Outra derivada deste tema é a própria definição de diversão e o entendimento de o que torna tão complicado definir o que torna algo divertido para alguém. David Eagleman possui um corpo de trabalho muito interessante sobre a neurociência da ação de jogos nas pessoas e outras diversas teorias sobre o que torna algo engraçado também foram propostas, como a da superioridade, da incongruência e do relaxamento.
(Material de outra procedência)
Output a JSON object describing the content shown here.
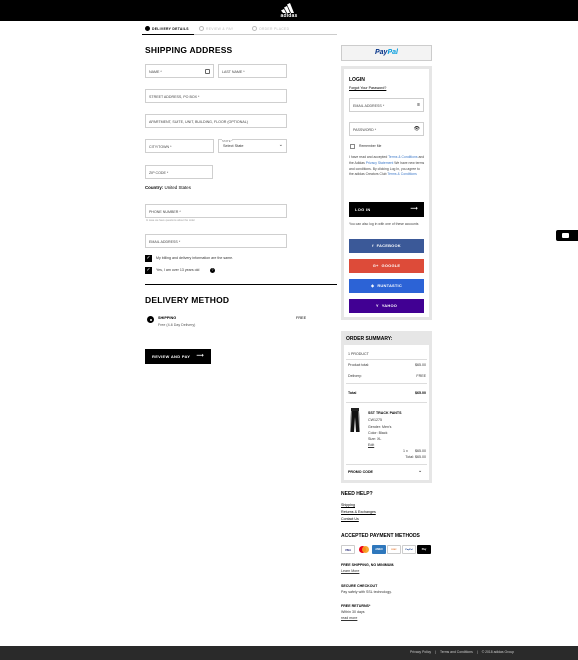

Na sociedade atual vemos um caso interessante de como casas de apostas e criptomoedas de certa maneira se tornaram uma espécie de gamificação do mercado financeiro varejista tradicional, o que expõe também importantes questões sobre a ética da gamificação e seus possíveis impactos negativos nos jogadores. De maneira geral, vemos que design tenta servir, da melhor maneira possível e se utilizando de todos os recursos possíveis, ao usuário.

Sobre Impacto

Interessantemente, então, vamos percebendo que o design com o potencial de transformar o mundo sempre traz consigo, também, arte. Nas palavras de alguns mestres que admiro, encontram-se algumas evidênciaspara esta hipótese: Oscar Niemeyer, por exemplo, diz que “Curvas são a essência do meu trabalho porque são a essência do Brasil, pura e simplesmente. Em arquitetura não é suficiente ter o prédio certo que funcina bem, ele pode também ser lindo, pode também ser diferente, pode surprender.” Nas palavras de Yohji Yamamoto’s: “Eu acho a perfeição feia, em algum lugar nas coisas que os humanos fazem, eu quero ver cicatrizes, falhas, desordem, distorção. O espírito de vanguarda não é só um jovem sentimento - Eu vivo minha vida a partir dele.”.

Talvez venhamos a perceber que para o público geral, não basta um produto de qualidade, precisamos de ferramentas para que arte seja entregue a nós. Chegamos a essa ideia então de que na ausência de valor intrínseco na vida das pessoas, na ausência de arte, design passa a ser mais do que apenas sobre valor extrínseco, sobre aquisição e recompensas, mas sobre um veículo de significado. Viver sem valor intrínseco, gera incontestavelmente um sentimento de vazio e superficialidade na existência do indivíduo que invariavelmente se torna insuportável. Alguma dose de atividades de valor extrínseco também são bem-vindass é claro, mas o mundo de hoje parece cada vez mais se apoiar neste tipo de existência tornando a realidade excessivamente vazia e sem propósito. Dada a aparente própria falta de propósito e valor intrínseco da própria vida e existência em si, como bem apontaria Abert Camus, torna-se necessária voltar-se à arte. A realidade é anti-mimética, o que observamos na natureza não é aquilo que existe, nem aquilo que decidimos ver, aquilo que fomos ensinados, através da arte, a ver. Arte então informa a natureza e se projeta dentro de nós. Como descreveu René Girard, desejamos mimeticamente, não sabemos o que desejar, copiamos desejos. Passa então a ser, compartilhar vida, sempre que possível, o nosso dever.